Dad never wanted to be buried. He used to say, “I don’t care what the hell you do with me when I’m dead but don’t you dare put me in a box and cover it with dirt. I’m not claustrophobic or noth’n and who cares if I was, wouldn’t matter, I won’t be around to be spooked. Way I see it is, Hugo Mason is a lot of things but he’s not worm food. You got that?”
So we had him cremated the following day.
On Friday, we all took a walk then we came home and sat in the kitchen, all around the table, dad’s ashes in the middle of it next to the napkin holder. Mom said, “Richie, what do you wanna do with dad?”
I looked at my brothers, we nodded in unison then I looked back at mom. “Mom, dad is The Garbageman.”
She looked at me puzzled, “Why are you talking about his job? At such a time like this. Richie you…”

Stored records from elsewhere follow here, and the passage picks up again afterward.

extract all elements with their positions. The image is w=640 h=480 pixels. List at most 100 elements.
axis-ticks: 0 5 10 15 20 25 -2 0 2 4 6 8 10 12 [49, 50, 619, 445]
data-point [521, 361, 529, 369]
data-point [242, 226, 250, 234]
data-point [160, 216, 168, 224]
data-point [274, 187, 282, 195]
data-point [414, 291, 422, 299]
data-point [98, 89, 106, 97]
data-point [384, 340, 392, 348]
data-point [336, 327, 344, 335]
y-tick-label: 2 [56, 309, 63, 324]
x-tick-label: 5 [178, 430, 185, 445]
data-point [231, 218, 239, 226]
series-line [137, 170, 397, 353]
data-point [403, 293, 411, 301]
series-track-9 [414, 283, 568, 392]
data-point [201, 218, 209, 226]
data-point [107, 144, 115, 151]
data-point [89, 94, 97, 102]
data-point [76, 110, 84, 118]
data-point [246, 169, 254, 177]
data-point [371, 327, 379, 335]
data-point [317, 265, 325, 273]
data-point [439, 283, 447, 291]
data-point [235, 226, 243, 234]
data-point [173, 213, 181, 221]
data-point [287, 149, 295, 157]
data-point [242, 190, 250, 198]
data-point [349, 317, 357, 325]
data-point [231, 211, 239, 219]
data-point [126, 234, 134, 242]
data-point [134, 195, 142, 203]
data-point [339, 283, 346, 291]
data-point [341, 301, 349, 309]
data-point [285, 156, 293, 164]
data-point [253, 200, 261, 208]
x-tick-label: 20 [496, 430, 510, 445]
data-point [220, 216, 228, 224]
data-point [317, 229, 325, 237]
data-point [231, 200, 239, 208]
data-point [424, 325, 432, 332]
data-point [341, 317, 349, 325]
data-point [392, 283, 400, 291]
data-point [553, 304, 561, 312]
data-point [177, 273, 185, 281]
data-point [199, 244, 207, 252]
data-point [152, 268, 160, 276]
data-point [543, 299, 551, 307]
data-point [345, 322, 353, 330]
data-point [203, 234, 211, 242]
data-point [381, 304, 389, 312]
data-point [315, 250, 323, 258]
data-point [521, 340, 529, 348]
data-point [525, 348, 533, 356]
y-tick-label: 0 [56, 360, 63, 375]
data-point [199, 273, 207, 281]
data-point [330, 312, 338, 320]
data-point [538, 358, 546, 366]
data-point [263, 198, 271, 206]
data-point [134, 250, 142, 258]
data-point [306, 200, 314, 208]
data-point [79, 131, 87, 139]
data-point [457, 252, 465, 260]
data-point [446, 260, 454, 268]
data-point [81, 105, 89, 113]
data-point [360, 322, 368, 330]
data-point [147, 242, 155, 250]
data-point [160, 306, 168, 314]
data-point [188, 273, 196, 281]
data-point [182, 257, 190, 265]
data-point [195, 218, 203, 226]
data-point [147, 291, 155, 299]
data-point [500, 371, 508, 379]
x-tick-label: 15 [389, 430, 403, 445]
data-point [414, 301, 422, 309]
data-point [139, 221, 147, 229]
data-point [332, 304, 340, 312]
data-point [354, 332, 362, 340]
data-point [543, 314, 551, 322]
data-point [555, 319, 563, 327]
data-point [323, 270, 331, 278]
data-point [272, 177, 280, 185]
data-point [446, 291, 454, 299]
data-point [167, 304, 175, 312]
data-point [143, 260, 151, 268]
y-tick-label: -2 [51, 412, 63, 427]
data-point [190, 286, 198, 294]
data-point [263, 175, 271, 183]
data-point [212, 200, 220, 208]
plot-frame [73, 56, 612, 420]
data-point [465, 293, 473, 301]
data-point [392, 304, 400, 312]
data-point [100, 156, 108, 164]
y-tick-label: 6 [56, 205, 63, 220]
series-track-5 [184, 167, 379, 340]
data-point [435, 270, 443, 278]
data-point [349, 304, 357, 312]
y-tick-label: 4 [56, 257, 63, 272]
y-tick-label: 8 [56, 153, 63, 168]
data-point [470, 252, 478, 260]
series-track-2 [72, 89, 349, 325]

I shuffled my chair forward a little and pointed a finger at the urn. “He’s a garbage man mom. He cleaned these streets inside and out. There’s only one place he’s gonna be happy we scatter him to rest forever. The one place he will always be to keep an eye on, as a symbol. The one place he truly belongs”
We drove to the city dump that evening before closing and dumped Hugo Mason’s ashes over a pile of water swelled children’s books and broken soap boxes.